Not getting enough shut-eye can elevate your blood pressure, increase your risk for heart disease and stroke, and affect your memory.

In a study published in the National Institutes of Health’s Pubmed Central, researchers discovered that people who suffer from insomnia or sleep deprivation are more likely to develop high blood pressure than those who get seven to eight hours of sleep.

If you’re having trouble sleeping at night, try relaxing activities such as reading, yoga, or meditation.

Heart Failure/Heart Attack

Like many chronic health conditions, heart disease can be exacerbated by a lack of sleep.

According to the American College of Cardiology, men and women who slept five hours or less a night were 32% more likely to experience a heart attack or other cardiovascular event.

Those who got six hours of sleep had a 20% higher risk than those who got seven to eight hours.


Sleep deprivation has been linked to an increase in blood sugar. Increased insulin resistance can lead to higher blood sugar levels even if you only miss one night of sleep.

As a result, diabetes, a condition characterized by high blood sugar, has been linked to insufficient sleep. Adults who sleep less than six hours per night were more likely to develop Type 2 diabetes than those who slept seven hours or more.

Another study from 2015 revealed that those who slept less than five hours per night had double the risk of developing type 2 diabetes compared with those who got at least seven hours of shut-eye each night.

Excessive Daytime Sleepiness and Increased Accidents

If you are sleep-deprived, you may be putting yourself at a higher risk for accidents. A National Highway Traffic Safety Administration study found that people who had been awake for 17 hours were equivalent to those with a blood alcohol content (BAC) level of 0.08% – legally drunk in many states!

As well, drivers who were in cars involved in crashes were two times more likely to report drowsiness than those not involved in crashes.

While getting enough sleep is critical for overall health, too little sleep can lead to accidents, a poor work-life balance, and excessive daytime sleepiness. You’re at risk for these if you don’t get seven to eight hours per night.

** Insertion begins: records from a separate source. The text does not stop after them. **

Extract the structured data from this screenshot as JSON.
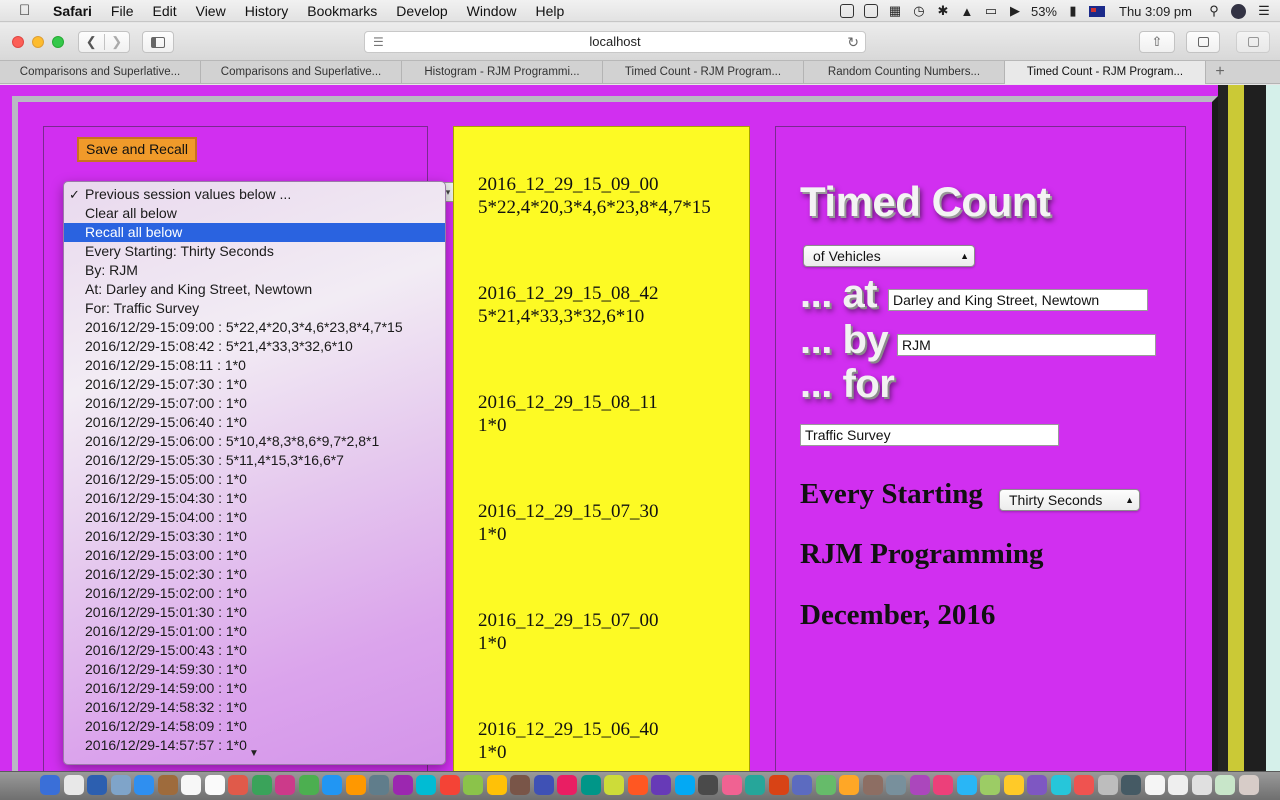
{
  "menubar": {
    "app_name": "Safari",
    "menus": [
      "File",
      "Edit",
      "View",
      "History",
      "Bookmarks",
      "Develop",
      "Window",
      "Help"
    ],
    "battery": "53%",
    "clock": "Thu 3:09 pm"
  },
  "browser": {
    "url": "localhost",
    "tabs": [
      {
        "label": "Comparisons and Superlative..."
      },
      {
        "label": "Comparisons and Superlative..."
      },
      {
        "label": "Histogram - RJM Programmi..."
      },
      {
        "label": "Timed Count - RJM Program..."
      },
      {
        "label": "Random Counting Numbers..."
      },
      {
        "label": "Timed Count - RJM Program..."
      }
    ],
    "new_tab": "+"
  },
  "page": {
    "save_button": "Save and Recall",
    "dropdown": {
      "items": [
        "Previous session values below ...",
        "Clear all below",
        "Recall all below",
        "Every Starting: Thirty Seconds",
        "By: RJM",
        "At: Darley and King Street, Newtown",
        "For: Traffic Survey",
        "2016/12/29-15:09:00 : 5*22,4*20,3*4,6*23,8*4,7*15",
        "2016/12/29-15:08:42 : 5*21,4*33,3*32,6*10",
        "2016/12/29-15:08:11 : 1*0",
        "2016/12/29-15:07:30 : 1*0",
        "2016/12/29-15:07:00 : 1*0",
        "2016/12/29-15:06:40 : 1*0",
        "2016/12/29-15:06:00 : 5*10,4*8,3*8,6*9,7*2,8*1",
        "2016/12/29-15:05:30 : 5*11,4*15,3*16,6*7",
        "2016/12/29-15:05:00 : 1*0",
        "2016/12/29-15:04:30 : 1*0",
        "2016/12/29-15:04:00 : 1*0",
        "2016/12/29-15:03:30 : 1*0",
        "2016/12/29-15:03:00 : 1*0",
        "2016/12/29-15:02:30 : 1*0",
        "2016/12/29-15:02:00 : 1*0",
        "2016/12/29-15:01:30 : 1*0",
        "2016/12/29-15:01:00 : 1*0",
        "2016/12/29-15:00:43 : 1*0",
        "2016/12/29-14:59:30 : 1*0",
        "2016/12/29-14:59:00 : 1*0",
        "2016/12/29-14:58:32 : 1*0",
        "2016/12/29-14:58:09 : 1*0",
        "2016/12/29-14:57:57 : 1*0"
      ],
      "checked_index": 0,
      "selected_index": 2
    },
    "entries": [
      {
        "stamp": "2016_12_29_15_09_00",
        "counts": "5*22,4*20,3*4,6*23,8*4,7*15"
      },
      {
        "stamp": "2016_12_29_15_08_42",
        "counts": "5*21,4*33,3*32,6*10"
      },
      {
        "stamp": "2016_12_29_15_08_11",
        "counts": "1*0"
      },
      {
        "stamp": "2016_12_29_15_07_30",
        "counts": "1*0"
      },
      {
        "stamp": "2016_12_29_15_07_00",
        "counts": "1*0"
      },
      {
        "stamp": "2016_12_29_15_06_40",
        "counts": "1*0"
      }
    ],
    "title": "Timed Count",
    "of_select": "of Vehicles",
    "at_label": "... at",
    "at_value": "Darley and King Street, Newtown",
    "by_label": "... by",
    "by_value": "RJM",
    "for_label": "... for",
    "for_value": "Traffic Survey",
    "every_label": "Every Starting",
    "every_select": "Thirty Seconds",
    "author": "RJM Programming",
    "date": "December, 2016"
  },
  "colors": {
    "page_bg": "#d12ff0",
    "column_yellow": "#fdfa24",
    "save_button": "#f09a2a",
    "selected_item": "#2a63e0"
  }
}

Cancers of the breast, colon, ovaries, and prostate may be more likely to occur if the body’s “biological clock” is disrupted. Working night shifts for several years exposes you to light, which can lower your melatonin levels and encourage cancer growth.

A study found that nurses who worked rotating night shifts were at higher risk for developing breast cancer than those who worked day or evening shifts.

Reduced Productivity at Work

A good night’s sleep is essential to stay focused and alert at work. You might think that an extra half hour in bed can’t make a big difference, but restful sleep supports your attention span and concentration levels throughout the day.

When people sleep two hours less than usual, their performance on cognitive tests can suffer significantly. They may also have difficulty recalling material even minutes after hearing it.

The Bottom Line

Not getting enough sleep has serious consequences. Fortunately, there are some simple steps you can take to get a better night’s sleep.

If you aren’t getting enough sleep and want to improve your health, try sticking to a consistent schedule of going to bed and waking up at the same times every day, including weekends.

We want to encourage you to be consistent with healthy habits, including getting enough sleep each night.